EARTHAlexandrinsky Theatre, St. Petersburg
Director: Maxim Didenko
Maxim Didenko has a serious interest in the esthetics of the early period of the Soviet art and the issues it dealt with. His new production EARTH is based on the script of Alexander Dovzhenko’s silent film under the same title. The film made in 1930 shows the struggle of kulaks against Bolsheviks for land, bread and peaceful labor. Didenko takes the world famous masterpiece of metaphoric realism and moves the action to our time and adds a new esthetic. The audience is sitting on both sides of a basketball field on which two teams in blue and red outfit are engaged in a basketball game, boxing and gymnastics. Sport games become an art object, and the basketball field is turned into a location for an installation.

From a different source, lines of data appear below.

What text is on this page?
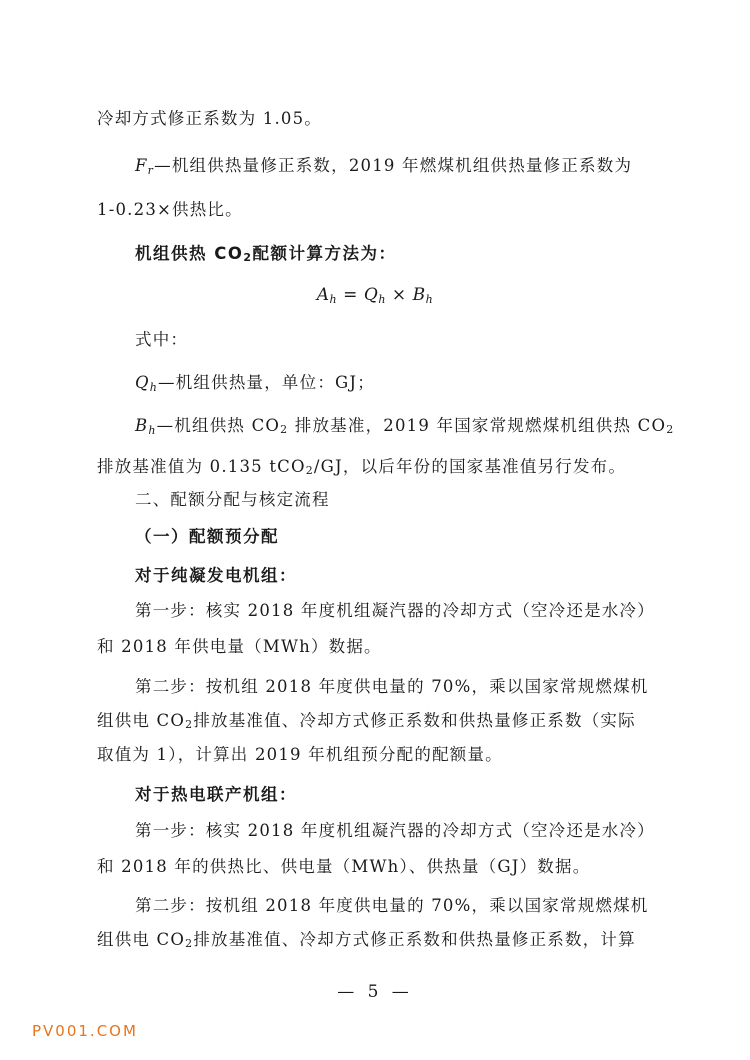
冷却方式修正系数为 1.05。
$F_r—$机组供热量修正系数，2019 年燃煤机组供热量修正系数为
1-0.23×供热比。
机组供热 CO2配额计算方法为：
$A_h = Q_h \times B_h$
式中：
$Q_h—$机组供热量，单位：GJ；
$B_h—$机组供热 CO2 排放基准，2019 年国家常规燃煤机组供热 CO2
排放基准值为 0.135 tCO2/GJ，以后年份的国家基准值另行发布。
二、配额分配与核定流程
（一）配额预分配
对于纯凝发电机组：
第一步：核实 2018 年度机组凝汽器的冷却方式（空冷还是水冷）
和 2018 年供电量（MWh）数据。
第二步：按机组 2018 年度供电量的 70%，乘以国家常规燃煤机
组供电 CO2排放基准值、冷却方式修正系数和供热量修正系数（实际
取值为 1），计算出 2019 年机组预分配的配额量。
对于热电联产机组：
第一步：核实 2018 年度机组凝汽器的冷却方式（空冷还是水冷）
和 2018 年的供热比、供电量（MWh）、供热量（GJ）数据。
第二步：按机组 2018 年度供电量的 70%，乘以国家常规燃煤机
组供电 CO2排放基准值、冷却方式修正系数和供热量修正系数，计算
— 5 —
PV001.COM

Like in the film, there is almost no text in the performance; the scenes are accompanied by a video projection of surtitles from the film. The music for the production was written by Ivan Kushnir, Didenko`s permanent coauthor.
At the basis of the production by Maxim Didenko EARTH is the same-titled film by A. Dovzhenko. A silent film made in the 30s about collectivisation, division of lands and senseless death, which should never have happened. Didenko's show presents associations of the creative team, if we could say that, on the topic of fighting and inadmissible death. Like the film, the show runs without words, but with rare subtitles. Yet are they necessary at all? Associations based on a film and expressed with the means of theatre have strayed far away from the plot chronology, and the lines that run on a black screen high up at the ceiling, are not always easily correlated with what we see. The production uses the film as a basis only, it is by itself a completely independent creative act. It has a different context, anchors and topics. Where there was a division of land at the collective farms, we see now the division of lands between Russia and Ukraine; where there were peasants, we see athletes; where there were the 30s, we see the 90s in style and 2010s in the agenda. But one thing remains unshakable. A team should remain a team, sport should remain sport, fighting should remain fighting. No goal can be more precious than human life. No death can open up the door into a bright future.
OKOLO Art Magazine
EARTH by Dovzhenko is a kind of a reference point. In it the earth takes, but it also gives. In the film dead Vasiliy’s body floats above the field ascending like a body of a new martyr. In the production the polished floor of a sports hall is gradually split apart by the “mouths” of graves. If the earth is broken up, like with Dovzhenko, then by dead bodies only. “Olympians”, naked and nameless, covered with earth, are dressed in identical gray potato sacks, as if preparing to lie down into a common grave.
In the film life and death co-exist, complementing each other. Vasiliy’s death becomes the foundation of new life, new people bury the hero, and right at the same time a peasant woman gives birth behind a hurdle. Didenko created a very powerful conception scene, resembling a pagan ritual – women’s bodies very very slowly “leak down” raised-up wooden boards supported by men. But only terrifying homunculi are born out of graveyard earth to go back into it later.